Het college heeft zich in het bestreden besluit op het standpunt gesteld dat de bij de partiële herziening van het streekplan van 20 januari 2006 aangepaste formulering van de bevoegdheid om af te wijken van het streekplan ruimte biedt voor deze afwijking van het streekplan. Het college heeft zich voorts op het standpunt gesteld dat afwijking van het streekplan in de onderhavige situatie gerechtvaardigd is omdat, hoewel de aan de orde zijnde bestemmingsplanregeling juridisch dient te worden aangemerkt als nieuwvestiging, deze bestemmingsplanregeling feitelijk voorziet in uitbreidingsmogelijkheden voor reeds bestaande bedrijven die geen uitbreidingsmogelijkheden hebben op gronden die aansluiten aan het bestaande bedrijf.
2.4. [verzoekers] stellen dat met de partiële herziening van het streekplan van 20 januari 2006 de afwijkingsbevoegdheid niet zodanig is verruimd dat met gebruikmaking daarvan alsnog goedkeuring kan worden verleend aan de desbetreffende plandelen. Zij vrezen dat het plangebied volledig zal worden volgebouwd met kassen indien het bestreden besluit in stand blijft, aangezien het college in de toekomst plannen voor nieuwvestiging dan niet meer zou kunnen tegenhouden wegens strijdigheid met het streekplan. Hun bezwaar tegen de desbetreffende plandelen is erin gelegen dat zij zicht zullen hebben op de voorziene glasopstanden.

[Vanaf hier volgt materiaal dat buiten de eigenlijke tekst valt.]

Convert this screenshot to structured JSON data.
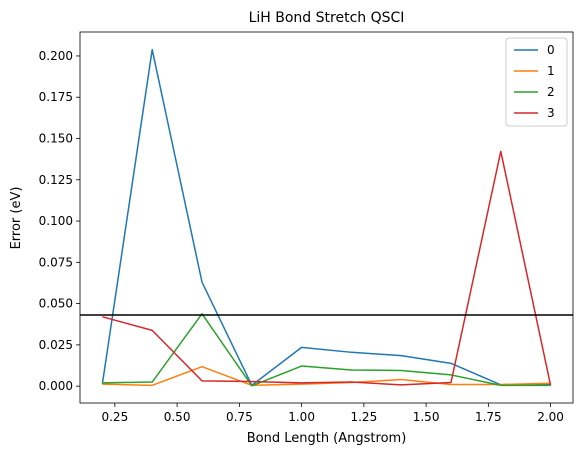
{
  "chart_data": {
    "type": "line",
    "title": "LiH Bond Stretch QSCI",
    "xlabel": "Bond Length (Angstrom)",
    "ylabel": "Error (eV)",
    "xlim": [
      0.11,
      2.09
    ],
    "ylim": [
      -0.0102,
      0.2145
    ],
    "xticks": [
      0.25,
      0.5,
      0.75,
      1.0,
      1.25,
      1.5,
      1.75,
      2.0
    ],
    "xtick_labels": [
      "0.25",
      "0.50",
      "0.75",
      "1.00",
      "1.25",
      "1.50",
      "1.75",
      "2.00"
    ],
    "yticks": [
      0.0,
      0.025,
      0.05,
      0.075,
      0.1,
      0.125,
      0.15,
      0.175,
      0.2
    ],
    "ytick_labels": [
      "0.000",
      "0.025",
      "0.050",
      "0.075",
      "0.100",
      "0.125",
      "0.150",
      "0.175",
      "0.200"
    ],
    "x": [
      0.2,
      0.4,
      0.6,
      0.8,
      1.0,
      1.2,
      1.4,
      1.6,
      1.8,
      2.0
    ],
    "series": [
      {
        "name": "0",
        "color": "#1f77b4",
        "values": [
          0.0015,
          0.2038,
          0.063,
          0.0005,
          0.0235,
          0.0205,
          0.0185,
          0.0138,
          0.0008,
          0.0012
        ]
      },
      {
        "name": "1",
        "color": "#ff7f0e",
        "values": [
          0.0012,
          0.0005,
          0.0118,
          0.0005,
          0.0012,
          0.0022,
          0.004,
          0.001,
          0.001,
          0.0018
        ]
      },
      {
        "name": "2",
        "color": "#2ca02c",
        "values": [
          0.002,
          0.0025,
          0.0438,
          0.0002,
          0.0122,
          0.0098,
          0.0095,
          0.0068,
          0.0005,
          0.0005
        ]
      },
      {
        "name": "3",
        "color": "#d62728",
        "values": [
          0.042,
          0.0338,
          0.0032,
          0.0028,
          0.002,
          0.0025,
          0.0008,
          0.0022,
          0.1422,
          0.0005
        ]
      }
    ],
    "hline": {
      "y": 0.0431,
      "color": "#000000"
    },
    "legend": {
      "position": "top-right"
    },
    "grid": false
  }
}
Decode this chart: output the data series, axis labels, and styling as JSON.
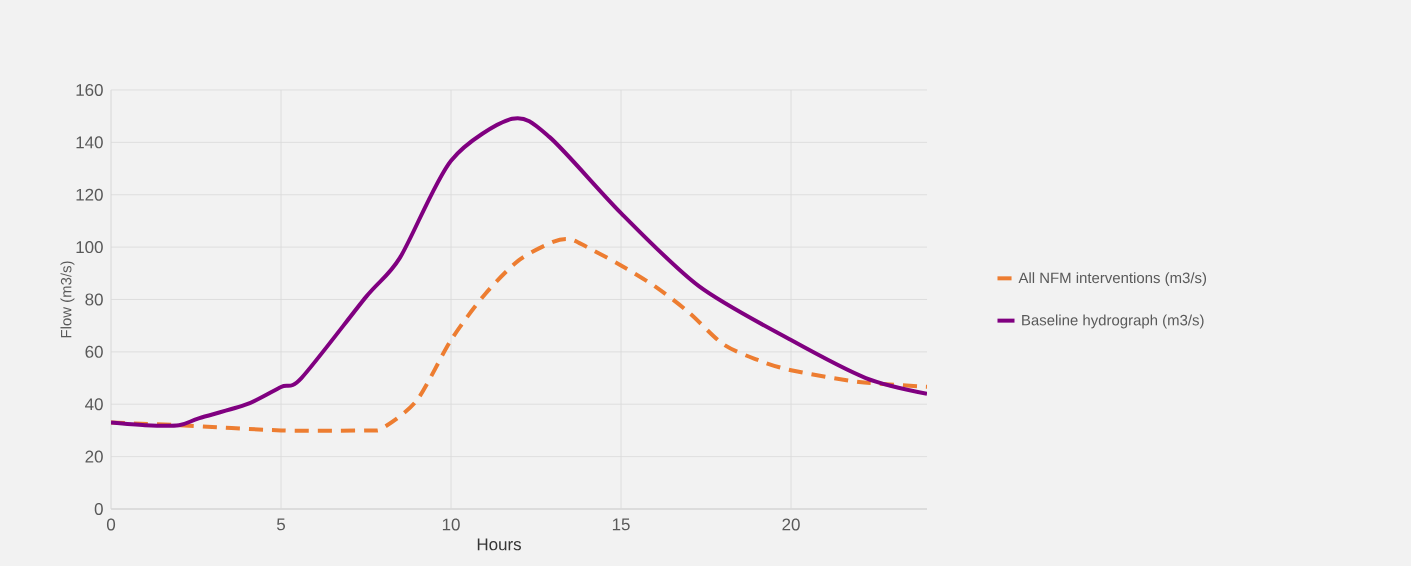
{
  "chart_data": {
    "type": "line",
    "xlabel": "Hours",
    "ylabel": "Flow (m3/s)",
    "xlim": [
      0,
      24
    ],
    "ylim": [
      0,
      160
    ],
    "xticks": [
      0,
      5,
      10,
      15,
      20
    ],
    "yticks": [
      0,
      20,
      40,
      60,
      80,
      100,
      120,
      140,
      160
    ],
    "grid": true,
    "legend": "right",
    "marker": "none",
    "series": [
      {
        "name": "All NFM interventions (m3/s)",
        "color": "#ed7d31",
        "line_style": "dashed",
        "x": [
          0,
          2,
          5,
          7.5,
          8,
          9,
          10,
          11,
          12,
          13,
          13.5,
          14,
          15,
          16,
          17,
          18,
          19,
          20,
          22,
          24
        ],
        "values": [
          33,
          32,
          30,
          30,
          31,
          41.6,
          64.5,
          82,
          95,
          102,
          103,
          100,
          93,
          85,
          75,
          63,
          57,
          53,
          48.5,
          46.7
        ]
      },
      {
        "name": "Baseline hydrograph (m3/s)",
        "color": "#800080",
        "line_style": "solid",
        "x": [
          0,
          1,
          2,
          2.6,
          4,
          5,
          5.6,
          7.5,
          8.5,
          10,
          11.8,
          12.9,
          15,
          17.3,
          20,
          22.2,
          24
        ],
        "values": [
          33,
          32,
          32,
          34.7,
          40,
          46.6,
          50,
          81,
          96,
          133,
          149,
          142,
          113,
          85,
          64.5,
          50,
          44
        ]
      }
    ]
  }
}
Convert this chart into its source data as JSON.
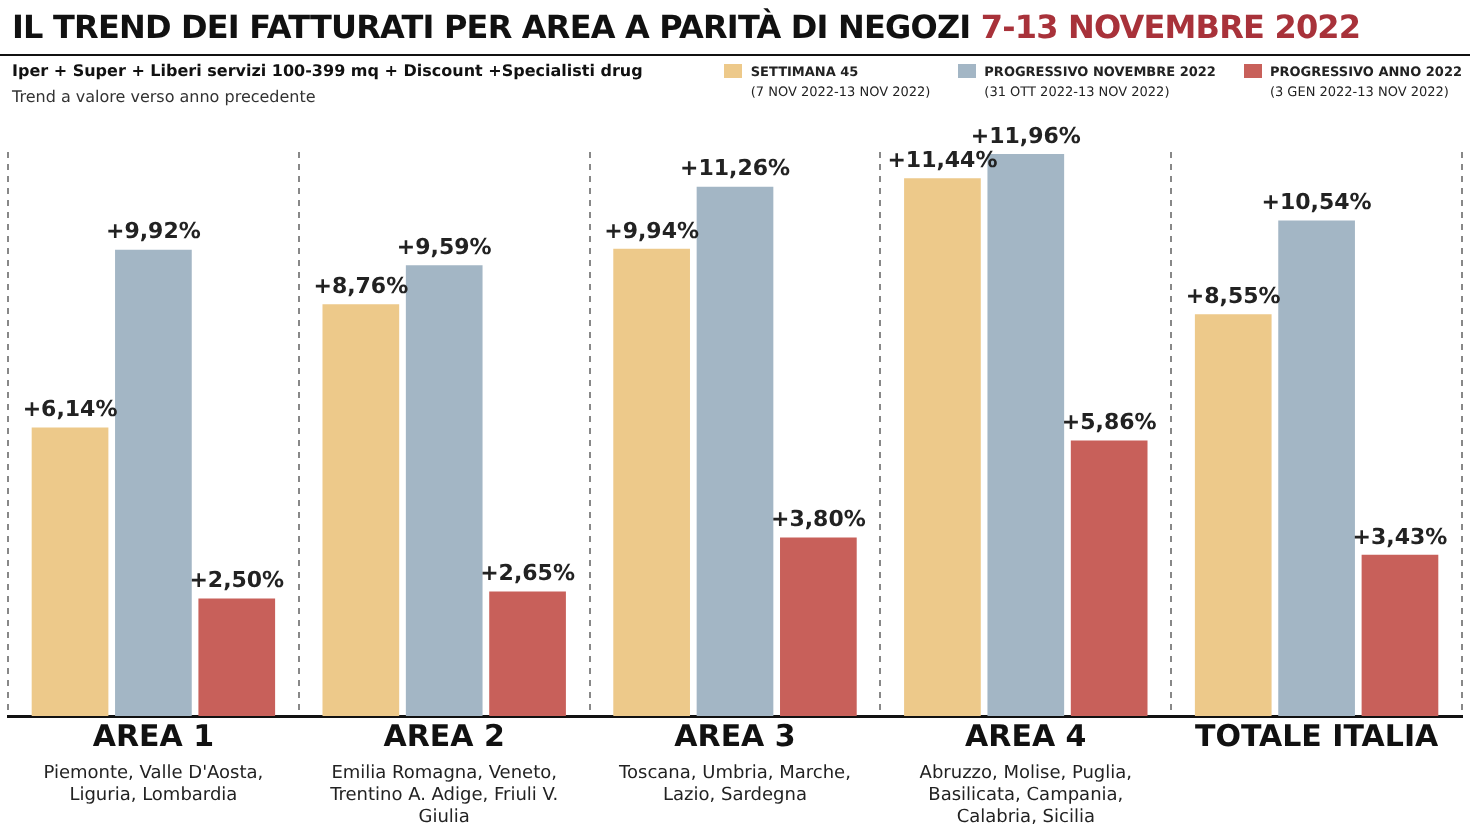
{
  "chart_data": {
    "type": "bar",
    "title": "IL TREND DEI FATTURATI PER AREA A PARITÀ DI NEGOZI 7-13 NOVEMBRE 2022",
    "subtitle": "Iper + Super + Liberi servizi 100-399 mq + Discount +Specialisti drug",
    "annotations": [
      "Trend a valore verso anno precedente",
      "Piemonte, Valle D'Aosta, Liguria, Lombardia",
      "Emilia Romagna, Veneto, Trentino A. Adige, Friuli V. Giulia",
      "Toscana, Umbria, Marche, Lazio, Sardegna",
      "Abruzzo, Molise, Puglia, Basilicata, Campania, Calabria, Sicilia"
    ],
    "categories": [
      "AREA 1",
      "AREA 2",
      "AREA 3",
      "AREA 4",
      "TOTALE ITALIA"
    ],
    "series": [
      {
        "name": "SETTIMANA 45 (7 NOV 2022-13 NOV 2022)",
        "color": "#edc98a",
        "values": [
          6.14,
          8.76,
          9.94,
          11.44,
          8.55
        ],
        "value_labels": [
          "+6,14%",
          "+8,76%",
          "+9,94%",
          "+11,44%",
          "+8,55%"
        ]
      },
      {
        "name": "PROGRESSIVO NOVEMBRE 2022 (31 OTT 2022-13 NOV 2022)",
        "color": "#a3b6c5",
        "values": [
          9.92,
          9.59,
          11.26,
          11.96,
          10.54
        ],
        "value_labels": [
          "+9,92%",
          "+9,59%",
          "+11,26%",
          "+11,96%",
          "+10,54%"
        ]
      },
      {
        "name": "PROGRESSIVO ANNO 2022 (3 GEN 2022-13 NOV 2022)",
        "color": "#c8605a",
        "values": [
          2.5,
          2.65,
          3.8,
          5.86,
          3.43
        ],
        "value_labels": [
          "+2,50%",
          "+2,65%",
          "+3,80%",
          "+5,86%",
          "+3,43%"
        ]
      }
    ],
    "legend": "top right",
    "grid": "x"
  }
}
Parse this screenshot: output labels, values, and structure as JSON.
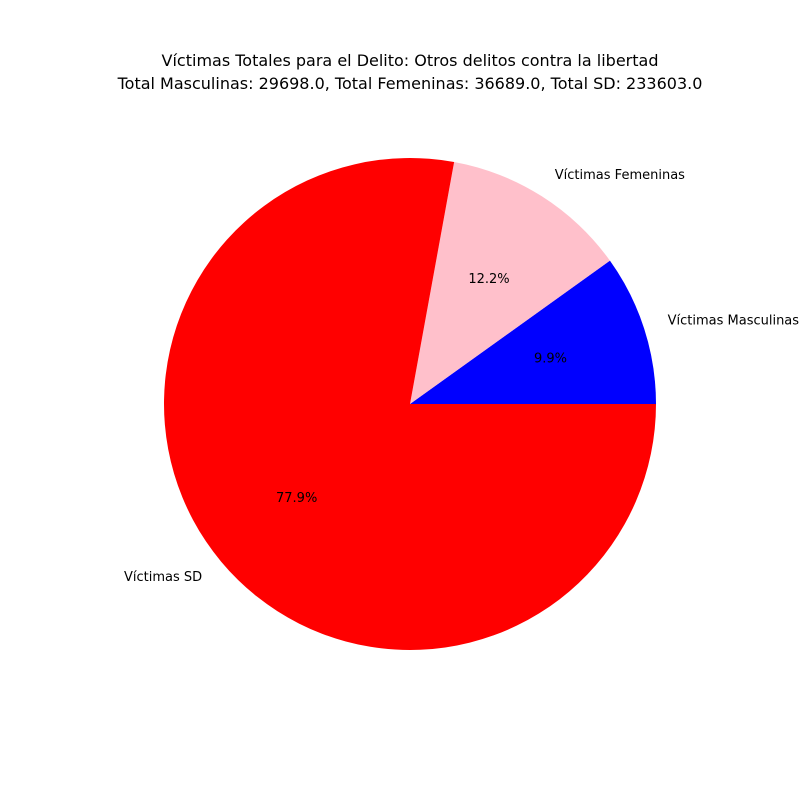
{
  "chart_data": {
    "type": "pie",
    "title": "Víctimas Totales para el Delito: Otros delitos contra la libertad",
    "subtitle": "Total Masculinas: 29698.0, Total Femeninas: 36689.0, Total SD: 233603.0",
    "slices": [
      {
        "label": "Víctimas Masculinas",
        "value": 29698.0,
        "percent_label": "9.9%",
        "color": "#0000ff"
      },
      {
        "label": "Víctimas Femeninas",
        "value": 36689.0,
        "percent_label": "12.2%",
        "color": "#ffc0cb"
      },
      {
        "label": "Víctimas SD",
        "value": 233603.0,
        "percent_label": "77.9%",
        "color": "#ff0000"
      }
    ],
    "start_angle_deg": 0,
    "direction": "counterclockwise"
  }
}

2.5. In de partiële herziening van het streekplan van 20 januari 2006 is, voor zover thans van belang, de in hoofdstuk 5 van het streekplan neergelegde bevoegdheid om af te wijken van het streekplan aangepast in die zin dat de in de afwijkingsbevoegdheid opgenomen clausule "wegens bijzondere omstandigheden" is vervallen. De afwijkingsbevoegdheid zoals herzien luidt derhalve dat gedeputeerde staten bevoegd zijn af te wijken van een beleidslijn uit hoofdstuk 3 van dit streekplan in die gevallen waarin de handhaving van de beleidslijn gevolgen zou hebben, die onevenredig zijn in verhouding tot de met de beleidslijn te dienen doelen.
2.6. In hetgeen [verzoekers] hebben aangevoerd, ziet de voorzitter voorshands geen aanknopingspunten om te oordelen dat het college niet met gebruikmaking van de gewijzigde afwijkingsbevoegdheid heeft kunnen afwijken van het streekplan. Voorts is de voorzitter van oordeel dat de omstandigheid dat [verzoekers] zicht zullen hebben op de voorziene glasopstanden niet opweegt tegen de bedrijfseconomische belangen die zijn gediend met die glasopstanden. Hierbij neemt de voorzitter in aanmerking dat het plangebied in het streekplan is aangeduid als 'mogelijk doorgroeigebied voor glastuinbouw', alsmede dat het plan voorziet in de mogelijkheid een groenstrook te realiseren die de glasopstanden zal afschermen van de woningen van [verzoekers] en de vertegenwoordiger van de raad voorts ter zitting heeft toegezegd dat de glasopstanden landschappelijk zullen worden ingepast. Voorts acht de voorzitter niet aannemelijk dat het bestreden besluit precedentwerking tot gevolg zal hebben, gezien de specifieke omstandigheden van dit geval.
Gelet op het voorgaande ziet de voorzitter geen aanknopingspunten voor de verwachting dat in de bodemprocedure zal worden geoordeeld dat het college in zoverre genoemde uitspraak van de Afdeling niet in acht heeft genomen.
2.7. Gelet op het vorenstaande komt het verzoek om voorlopige voorziening niet voor inwilliging in aanmerking. Het verzoek dient te worden afgewezen.
2.8. Voor een proceskostenveroordeling bestaat geen aanleiding.
De voorzitter van de Afdeling bestuursrechtspraak van de Raad van State:
Aldus vastgesteld door mr. J.C.K.W. Bartel, als voorzitter, in tegenwoordigheid van mr. F.W.M. Kooijman, ambtenaar van Staat.